Bicycle Ride Around the World

I asked myself, "If I could do anything, what would I do?" My answer was to ride a bicycle around the world until I discovered happiness and the meaning of life. Discover what happened during the 4-year journey. Read all about it.

Scott Stoll celebrating have ridden a bicycle around the world

Above: The map of Scott's adventure.
Below: Re-imagine the journey in the best-selling independent book "Falling Uphill".

Falling Uphill, "Falling Uphill", Fall Uphill, Falling, Fall, Up, Uphill, Falling Upward, Faling, upward, Book, movie, album

Best-Selling Independent Book

Falling Uphill:

One man's quest for happiness around the world on a bicycle.

In one week, Scott Stoll lost his job, his best friend, his girlfriend and his confidence. Disillusioned with society, full of angst, a lost and wandering soul with nothing left to lose, Stoll asked himself a question: “If I only have one life, one chance, if I could do anything, what would I do?”
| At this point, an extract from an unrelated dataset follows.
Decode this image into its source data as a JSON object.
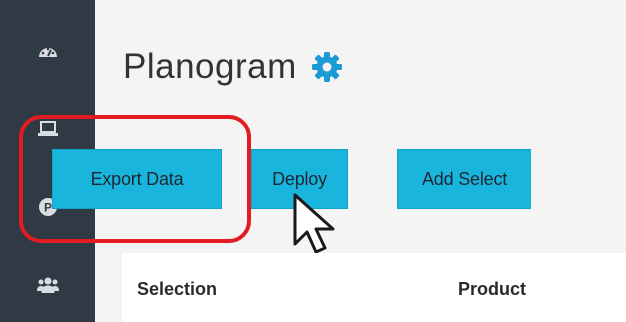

His answer resulted in a 4 year and 25,742 mile odyssey around the world by bicycle, seeking answers to the great mysteries of life, vowing to find happiness or die trying. The quest wasn’t easy. He was imprisoned, held hostage, mugged, run over, suspected of terrorism, accused of espionage, trampled, diseased, heartbroken—he nearly died a dozen times. But more importantly, in the most unlikely places, he also discovered the wonders of the world, kindness among strangers, the meaning of life, peace, love and — Yes!— happiness — in the last place to look — and much more than he imagined possible.

Re-live and re-imagine a journey around the world on a bicycle as a man stumbles through moments of pure survival and moments of pure enlightenment. More info. or Buy now.

Falling Uphill The short film: A montage of photos and videos from Scott's 4 year, 26,000 mile bicycle tour around the world. Previously a Youtube Feature Video and specially requested for the Boston Bicycle Film Festival. "I nearly cried watching this video. Just a normal guy and look what he has achieved." ~ Ingrid K.

Jason battling the skeleton warriors. Still from the 1963 movie "Jason and the Argonauts". Jason and the Argonauts

The Archetypal Adventure

I recommend you read about the original Greek myth of Jason and the Argonauts, including the history, culture and the actual story. I've been collecting this info for years; and I find it fascinating how this myth has embedded itself in our culture. More info.

Misc resources

Falling Uphill

Oxygen Depletion. Have you ever wondered how much your car breathes?